Oui bienheureux ce temps d’abstinence eucharistique qui ’’détourne nos yeux’’ du pain et du vin consacrés pour nous obliger à regarder plus profondément vers le Donateur, et nous lier davantage à ce qu’Il est,  lui qui a fait de toute sa vie une offrande à son Père pour donner sa Vie à ceux et celles qu’Il appelle ses amis, ses frères. Et qui nous invite à entrer dans son Mouvement : Veux-tu devenir avec moi une hostie vivante,  offrir ta vie pour la Vie du monde ? Veux-tu devenir toi aussi, à ma suite, toi en Moi et Moi en toi, pain de vie pour tes frères ? Et prolonger ainsi l’eucharistie du monde ?  

En ce temps de pénurie  eucharistique,  accepterons-nous de quitter cet entre-deux pour devenir nous-mêmes des hosties pour ce monde ? Et si Jésus voulait faire de nous des hosties Vivantes dans ce monde ? C’est ce que montre la première lecture de ce jour avec la figure d’Etienne.  Ses détracteurs, mensongers,  le regardait. Son visage leur apparut comme celui d’un ange. Peu après leur avoir retracé dans un chant magnifique toute l’histoire de l’Alliance entre Dieu et son peuple jusqu’à Jésus qu’ils ont fait mettre à mort, Etienne est  lapidé, et de dire : « Seigneur ne leur compte pas ce péché. »  (Ac 7, 60)

Le Martyre d’Etienne, moulu comme le froment, va déclencher la persécution et la dispersion de la Communauté Chrétienne naissante.

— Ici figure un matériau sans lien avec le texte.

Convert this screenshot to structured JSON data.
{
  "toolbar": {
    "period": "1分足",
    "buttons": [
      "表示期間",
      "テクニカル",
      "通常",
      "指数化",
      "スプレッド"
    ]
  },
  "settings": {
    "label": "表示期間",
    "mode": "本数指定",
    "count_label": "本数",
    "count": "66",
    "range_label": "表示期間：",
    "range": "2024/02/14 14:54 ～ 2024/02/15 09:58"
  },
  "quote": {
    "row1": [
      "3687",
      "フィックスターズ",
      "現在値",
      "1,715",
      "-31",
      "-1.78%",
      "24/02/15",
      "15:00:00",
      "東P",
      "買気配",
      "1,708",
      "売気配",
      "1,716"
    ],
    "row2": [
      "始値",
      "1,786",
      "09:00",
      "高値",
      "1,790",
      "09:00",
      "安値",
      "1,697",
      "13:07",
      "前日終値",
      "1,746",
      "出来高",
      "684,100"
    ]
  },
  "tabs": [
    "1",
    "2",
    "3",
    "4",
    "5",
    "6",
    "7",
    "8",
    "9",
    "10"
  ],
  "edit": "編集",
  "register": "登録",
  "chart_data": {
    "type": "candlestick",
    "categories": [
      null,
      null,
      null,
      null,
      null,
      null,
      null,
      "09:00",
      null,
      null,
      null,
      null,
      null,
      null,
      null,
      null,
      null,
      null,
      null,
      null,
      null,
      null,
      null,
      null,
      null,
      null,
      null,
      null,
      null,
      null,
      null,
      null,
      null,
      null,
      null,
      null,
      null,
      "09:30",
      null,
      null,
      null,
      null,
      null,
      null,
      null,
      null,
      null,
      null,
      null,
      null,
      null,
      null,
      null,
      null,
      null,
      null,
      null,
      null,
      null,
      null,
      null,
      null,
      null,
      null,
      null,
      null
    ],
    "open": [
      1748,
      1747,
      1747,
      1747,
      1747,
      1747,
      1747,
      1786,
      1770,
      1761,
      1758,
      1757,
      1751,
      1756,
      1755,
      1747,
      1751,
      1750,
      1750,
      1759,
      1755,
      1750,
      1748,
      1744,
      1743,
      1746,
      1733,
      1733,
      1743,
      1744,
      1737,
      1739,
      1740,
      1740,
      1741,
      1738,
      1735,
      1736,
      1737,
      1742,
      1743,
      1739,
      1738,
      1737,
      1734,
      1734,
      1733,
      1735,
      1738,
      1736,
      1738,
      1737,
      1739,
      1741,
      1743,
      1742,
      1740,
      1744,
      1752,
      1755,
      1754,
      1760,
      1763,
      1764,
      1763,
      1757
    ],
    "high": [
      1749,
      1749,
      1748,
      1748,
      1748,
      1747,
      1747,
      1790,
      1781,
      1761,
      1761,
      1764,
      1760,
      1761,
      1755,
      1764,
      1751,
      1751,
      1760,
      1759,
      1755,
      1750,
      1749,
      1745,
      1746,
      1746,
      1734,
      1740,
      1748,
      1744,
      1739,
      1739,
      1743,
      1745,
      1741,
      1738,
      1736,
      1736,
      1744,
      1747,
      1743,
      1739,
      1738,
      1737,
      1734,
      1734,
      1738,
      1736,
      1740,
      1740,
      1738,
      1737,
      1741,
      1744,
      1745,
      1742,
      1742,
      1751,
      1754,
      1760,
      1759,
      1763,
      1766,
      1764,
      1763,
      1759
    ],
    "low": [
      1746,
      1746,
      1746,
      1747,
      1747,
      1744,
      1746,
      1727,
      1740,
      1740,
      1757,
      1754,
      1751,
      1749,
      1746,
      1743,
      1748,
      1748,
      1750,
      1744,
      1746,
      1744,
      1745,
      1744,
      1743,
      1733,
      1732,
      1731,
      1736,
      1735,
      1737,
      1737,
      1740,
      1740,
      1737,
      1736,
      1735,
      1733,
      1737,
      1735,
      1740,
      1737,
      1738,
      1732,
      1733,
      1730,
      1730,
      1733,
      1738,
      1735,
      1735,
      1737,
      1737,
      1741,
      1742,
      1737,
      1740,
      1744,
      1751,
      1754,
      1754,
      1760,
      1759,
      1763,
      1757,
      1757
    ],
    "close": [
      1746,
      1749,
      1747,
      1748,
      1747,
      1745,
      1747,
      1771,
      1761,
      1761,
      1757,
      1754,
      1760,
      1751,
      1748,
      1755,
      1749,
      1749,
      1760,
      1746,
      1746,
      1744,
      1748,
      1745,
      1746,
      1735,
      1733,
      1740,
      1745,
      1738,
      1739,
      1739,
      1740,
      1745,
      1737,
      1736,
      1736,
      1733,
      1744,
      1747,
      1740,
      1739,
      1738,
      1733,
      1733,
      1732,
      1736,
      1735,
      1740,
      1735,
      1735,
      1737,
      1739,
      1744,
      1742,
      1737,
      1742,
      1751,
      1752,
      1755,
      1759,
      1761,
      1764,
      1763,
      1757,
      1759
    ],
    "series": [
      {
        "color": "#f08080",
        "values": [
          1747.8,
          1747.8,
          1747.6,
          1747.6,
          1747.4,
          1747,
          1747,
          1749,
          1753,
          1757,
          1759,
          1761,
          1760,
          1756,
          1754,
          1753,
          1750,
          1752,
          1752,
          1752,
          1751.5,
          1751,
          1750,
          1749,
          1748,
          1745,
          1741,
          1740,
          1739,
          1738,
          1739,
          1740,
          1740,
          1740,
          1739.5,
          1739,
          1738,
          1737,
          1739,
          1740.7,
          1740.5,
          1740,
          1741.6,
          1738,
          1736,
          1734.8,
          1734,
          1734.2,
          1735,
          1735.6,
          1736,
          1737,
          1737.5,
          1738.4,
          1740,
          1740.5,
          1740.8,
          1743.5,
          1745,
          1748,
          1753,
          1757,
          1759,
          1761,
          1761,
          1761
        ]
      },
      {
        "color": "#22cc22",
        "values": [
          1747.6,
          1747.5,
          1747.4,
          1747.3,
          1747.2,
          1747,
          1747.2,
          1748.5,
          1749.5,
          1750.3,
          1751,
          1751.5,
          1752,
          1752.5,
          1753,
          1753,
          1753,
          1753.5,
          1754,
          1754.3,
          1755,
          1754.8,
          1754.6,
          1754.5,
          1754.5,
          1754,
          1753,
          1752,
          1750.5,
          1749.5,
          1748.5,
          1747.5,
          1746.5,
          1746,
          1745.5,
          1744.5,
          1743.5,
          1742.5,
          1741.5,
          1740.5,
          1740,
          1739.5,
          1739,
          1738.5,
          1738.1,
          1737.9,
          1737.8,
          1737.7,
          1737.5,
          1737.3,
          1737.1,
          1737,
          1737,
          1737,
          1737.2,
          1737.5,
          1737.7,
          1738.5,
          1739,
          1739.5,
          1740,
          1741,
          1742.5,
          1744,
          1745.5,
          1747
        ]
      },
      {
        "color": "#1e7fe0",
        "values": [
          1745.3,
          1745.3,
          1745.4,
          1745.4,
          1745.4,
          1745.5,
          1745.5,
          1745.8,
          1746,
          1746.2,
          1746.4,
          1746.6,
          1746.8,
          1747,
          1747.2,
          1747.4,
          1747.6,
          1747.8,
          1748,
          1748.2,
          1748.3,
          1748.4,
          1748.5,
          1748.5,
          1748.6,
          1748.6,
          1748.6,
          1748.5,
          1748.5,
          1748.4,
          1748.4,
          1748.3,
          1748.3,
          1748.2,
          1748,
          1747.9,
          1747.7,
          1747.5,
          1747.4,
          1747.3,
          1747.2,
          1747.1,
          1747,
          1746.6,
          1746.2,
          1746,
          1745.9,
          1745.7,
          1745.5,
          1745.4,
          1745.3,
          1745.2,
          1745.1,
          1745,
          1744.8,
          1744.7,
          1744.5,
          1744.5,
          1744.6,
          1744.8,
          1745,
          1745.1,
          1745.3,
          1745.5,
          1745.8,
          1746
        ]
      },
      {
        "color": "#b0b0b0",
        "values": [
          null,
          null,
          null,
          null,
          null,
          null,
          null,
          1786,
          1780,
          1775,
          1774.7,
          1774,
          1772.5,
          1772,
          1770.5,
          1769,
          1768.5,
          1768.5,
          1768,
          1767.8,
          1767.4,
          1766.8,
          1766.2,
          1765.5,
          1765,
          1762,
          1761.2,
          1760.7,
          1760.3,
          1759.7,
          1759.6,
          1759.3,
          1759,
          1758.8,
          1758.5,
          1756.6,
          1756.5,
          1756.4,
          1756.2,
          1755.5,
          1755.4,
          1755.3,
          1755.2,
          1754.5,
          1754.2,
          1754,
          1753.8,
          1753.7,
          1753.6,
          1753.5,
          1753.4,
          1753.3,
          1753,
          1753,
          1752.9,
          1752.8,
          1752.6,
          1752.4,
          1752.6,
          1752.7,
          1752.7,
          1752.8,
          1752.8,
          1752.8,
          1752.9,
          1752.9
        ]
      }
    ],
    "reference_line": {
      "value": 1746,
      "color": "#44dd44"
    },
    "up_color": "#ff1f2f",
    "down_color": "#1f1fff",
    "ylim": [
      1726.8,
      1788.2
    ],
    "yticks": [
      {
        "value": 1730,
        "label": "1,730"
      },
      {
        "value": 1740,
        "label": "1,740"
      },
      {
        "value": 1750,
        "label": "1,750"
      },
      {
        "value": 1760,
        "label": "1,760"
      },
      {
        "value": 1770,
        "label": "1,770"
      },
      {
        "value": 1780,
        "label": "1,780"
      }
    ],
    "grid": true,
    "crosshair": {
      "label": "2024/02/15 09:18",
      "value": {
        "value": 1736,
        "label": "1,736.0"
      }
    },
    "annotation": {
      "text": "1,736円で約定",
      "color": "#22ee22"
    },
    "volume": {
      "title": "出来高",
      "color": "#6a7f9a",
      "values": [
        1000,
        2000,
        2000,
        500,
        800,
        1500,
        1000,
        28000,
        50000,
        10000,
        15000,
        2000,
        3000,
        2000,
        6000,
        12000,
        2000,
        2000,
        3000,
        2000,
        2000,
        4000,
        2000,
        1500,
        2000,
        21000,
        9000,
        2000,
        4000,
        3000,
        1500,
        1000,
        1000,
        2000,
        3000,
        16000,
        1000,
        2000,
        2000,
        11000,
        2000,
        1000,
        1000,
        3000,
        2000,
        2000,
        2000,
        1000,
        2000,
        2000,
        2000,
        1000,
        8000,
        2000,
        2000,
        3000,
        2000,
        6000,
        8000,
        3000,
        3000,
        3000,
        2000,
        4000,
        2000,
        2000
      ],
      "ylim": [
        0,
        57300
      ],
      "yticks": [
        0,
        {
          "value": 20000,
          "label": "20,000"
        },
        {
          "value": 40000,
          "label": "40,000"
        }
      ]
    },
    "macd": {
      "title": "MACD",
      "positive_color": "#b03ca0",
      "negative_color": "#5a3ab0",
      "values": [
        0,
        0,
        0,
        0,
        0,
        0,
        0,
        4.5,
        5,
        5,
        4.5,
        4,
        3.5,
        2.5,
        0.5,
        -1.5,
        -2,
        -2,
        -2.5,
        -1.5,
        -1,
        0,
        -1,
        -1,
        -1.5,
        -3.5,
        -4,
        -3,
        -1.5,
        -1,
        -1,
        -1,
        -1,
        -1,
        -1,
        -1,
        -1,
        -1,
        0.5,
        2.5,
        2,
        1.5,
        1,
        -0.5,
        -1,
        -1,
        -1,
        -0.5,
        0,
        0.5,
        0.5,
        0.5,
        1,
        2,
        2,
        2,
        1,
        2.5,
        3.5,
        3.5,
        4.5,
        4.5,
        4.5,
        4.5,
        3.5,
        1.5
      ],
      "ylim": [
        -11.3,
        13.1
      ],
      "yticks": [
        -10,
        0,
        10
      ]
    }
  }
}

Et ce sera véritablement le début de l’Eglise missionnaire confessante. Comme le grain de blé tombé en terre Etienne portera du fruit cent pour un.

Il nous revient à nous aussi de devenir Hosties à sa suite, pour l’Eglise, et, en son sein, pour ce monde. Que nos vies soient signes vivants de la présence de Celui qui donne sa Vie au monde à travers nos vies données.